舞台だけを考えるならば、ともに「異世界でのファンタジー」、略すと「異世界ファンタジー」ということになる。

だが、「異世界を舞台にしたファンタジー」=「異世界ファンタジー」と考えるのは、「異世界でネイティブが活躍するファンタジー」を思春期の頃に吸収した人たちだけである。そうでない人たちでは違う。
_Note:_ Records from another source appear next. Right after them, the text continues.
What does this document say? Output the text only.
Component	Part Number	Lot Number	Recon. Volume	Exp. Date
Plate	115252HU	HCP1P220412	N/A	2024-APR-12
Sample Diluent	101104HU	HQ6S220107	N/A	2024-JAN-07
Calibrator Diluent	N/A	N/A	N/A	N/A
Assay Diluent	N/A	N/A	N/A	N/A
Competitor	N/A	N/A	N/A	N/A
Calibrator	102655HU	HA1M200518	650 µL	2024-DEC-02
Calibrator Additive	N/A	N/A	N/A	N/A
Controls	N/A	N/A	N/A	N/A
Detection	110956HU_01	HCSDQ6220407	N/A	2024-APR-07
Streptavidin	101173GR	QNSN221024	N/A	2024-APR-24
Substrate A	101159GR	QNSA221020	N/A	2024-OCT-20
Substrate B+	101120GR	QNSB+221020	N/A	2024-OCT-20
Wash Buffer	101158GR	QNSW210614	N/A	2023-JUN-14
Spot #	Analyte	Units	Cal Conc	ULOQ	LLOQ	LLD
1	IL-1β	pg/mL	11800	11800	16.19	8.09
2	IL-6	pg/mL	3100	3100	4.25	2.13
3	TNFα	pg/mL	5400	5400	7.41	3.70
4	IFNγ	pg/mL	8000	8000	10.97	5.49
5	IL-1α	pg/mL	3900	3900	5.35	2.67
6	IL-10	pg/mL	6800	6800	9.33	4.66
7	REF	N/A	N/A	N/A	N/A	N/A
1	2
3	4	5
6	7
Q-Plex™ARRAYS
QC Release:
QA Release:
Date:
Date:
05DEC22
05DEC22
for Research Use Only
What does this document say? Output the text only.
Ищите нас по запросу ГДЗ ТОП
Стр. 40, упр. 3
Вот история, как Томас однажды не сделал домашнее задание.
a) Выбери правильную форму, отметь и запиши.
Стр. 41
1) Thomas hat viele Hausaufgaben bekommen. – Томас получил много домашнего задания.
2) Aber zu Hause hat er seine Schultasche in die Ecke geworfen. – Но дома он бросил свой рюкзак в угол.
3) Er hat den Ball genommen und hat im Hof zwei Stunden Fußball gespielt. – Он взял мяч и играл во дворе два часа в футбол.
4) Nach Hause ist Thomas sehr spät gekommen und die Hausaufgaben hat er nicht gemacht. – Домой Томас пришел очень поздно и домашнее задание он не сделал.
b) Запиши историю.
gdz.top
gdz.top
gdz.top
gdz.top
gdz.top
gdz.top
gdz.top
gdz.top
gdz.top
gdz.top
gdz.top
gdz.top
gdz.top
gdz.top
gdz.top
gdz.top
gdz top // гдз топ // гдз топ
「異世界で現代人が活躍するファンタジー」をベースにした世代にとっては、異世界ファンタジーと言うためには、

・現代の日本人(異世界にとっては非ネイティブ)が主人公
・現代日本から異世界への移動が前提

の2つの条件が満たされていなければならない。

対して、「異世界でネイティブが活躍するファンタジー」を思春期の頃に吸収した年配の世代の人たちにとっては、

・舞台が異世界であること

が満たされていれば、異世界ファンタジーということになる。

だが、今2016年の人々(すなわち、「異世界で現代人が活躍するファンタジー」に馴れ親しんできて、「異世界でネイティブが活躍するファンタジー」を知らない人たち)の中では、

・舞台が異世界であること

では不十分なのである。そして、そういう人たちにとっては、

・異世界のネイティブが主人公
・現代日本から異世界への移動はなし

という、異世界のネイティブが活躍するファンタジーは、

・現代の日本人(異世界にとっては非ネイティブ)が主人公
・現代日本から異世界への移動が前提


という条件が満たされていないため、「異世界ファンタジーではない」ということになるのである。